I.M. Healthy SoyNut Butter was recalled starting March 3 after a dozen people in five states, most of them children, were infected with a potentially virulent strain of E.coli and investigators concluded the product was the likely source. The original recall was for products with two specific sell-by dates, but the recall was expanded March 7 to all I.M. Healthy SoyNut butter products. At that point, 16 people from nine states had become ill. Fourteen were under 18; eight have been hospitalized. The recall also covered I.M. Healthy Granola.

On March 10, Dixie Diners’ Club Carb Not Beanit Butter was added to the recall. Soy nut butter is an alternative to peanut butter for children and adults who are allergic to peanuts.

I.M. Healthy SoyNut Butter was used in Fletcher Maynard Academy for several weeks, according to an announcement posted March 10 on the Cambridge Public Schools website. The announcement said parents and guardians of children had been notified and the product was “immediately removed from service.”
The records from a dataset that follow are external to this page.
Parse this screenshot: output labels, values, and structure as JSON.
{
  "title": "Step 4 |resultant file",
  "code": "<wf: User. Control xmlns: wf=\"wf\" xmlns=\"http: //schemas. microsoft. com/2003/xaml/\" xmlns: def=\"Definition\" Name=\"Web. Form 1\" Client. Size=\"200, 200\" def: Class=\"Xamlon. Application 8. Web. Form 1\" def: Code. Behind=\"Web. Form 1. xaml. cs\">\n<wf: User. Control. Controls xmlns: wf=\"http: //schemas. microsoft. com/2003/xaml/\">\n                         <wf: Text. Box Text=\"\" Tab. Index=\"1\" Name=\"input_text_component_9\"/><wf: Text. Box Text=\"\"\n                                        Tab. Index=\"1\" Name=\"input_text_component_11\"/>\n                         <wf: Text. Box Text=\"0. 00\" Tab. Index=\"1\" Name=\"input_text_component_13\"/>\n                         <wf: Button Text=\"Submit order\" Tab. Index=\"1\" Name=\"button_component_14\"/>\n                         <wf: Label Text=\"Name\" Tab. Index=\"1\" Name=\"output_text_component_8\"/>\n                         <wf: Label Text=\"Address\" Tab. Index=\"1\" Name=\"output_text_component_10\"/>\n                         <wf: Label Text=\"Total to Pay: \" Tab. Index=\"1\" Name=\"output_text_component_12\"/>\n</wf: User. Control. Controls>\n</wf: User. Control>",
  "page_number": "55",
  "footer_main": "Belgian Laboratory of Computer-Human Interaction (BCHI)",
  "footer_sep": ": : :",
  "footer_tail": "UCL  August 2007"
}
The announcement posted links to information about E.coli infections on the websites of the state Department of Public Health and CDC. People infected with the bacteria usually get sick two to eight days after exposure. Typical symptoms are severe stomach cramps and diarrhea. Most recover with no complications, but a small number suffer serious kidney and blood-clotting problems.

Health officials advised consumers to return or throw out unused or partly used product, even if they had eaten it without getting sick.

Off the shelves

Whole Foods Market posted a statement about the recall on its website, but it referred to the initial announcement with two specific sell-by dates. The soy nut butter had been removed from the shelf at the River Street store, though, and a manager said all products were gone regardless of sell-by dates.

At the Harvest Cooperative in Central Square, jars of the recalled soy nut butter were still for sale and the manager said the store had not known that the recall was expanded to cover all sell-by dates. He said the products would be removed.

I.M. Healthy SoyNut Butter and Granola, made by The SoyNut Butter Co. of Glenview, Ill., are also sold online. Last week, more than a week after the initial recall,  the products were still being sold on Amazon, but they were gone Monday. The main vendor selling on Amazon, Lucky Vitamin, was still offering I.M.Healthy SoyNut Butter online Monday, though.

An online search found one company, Groceries USA, offering I.M.Healthy SoyNut Butter for sale abroad last week. A man who answered the phone, who declined to give his name, said he wasn’t authorized to comment but forwarded questions about export of the product to “upper management.” There has been no response.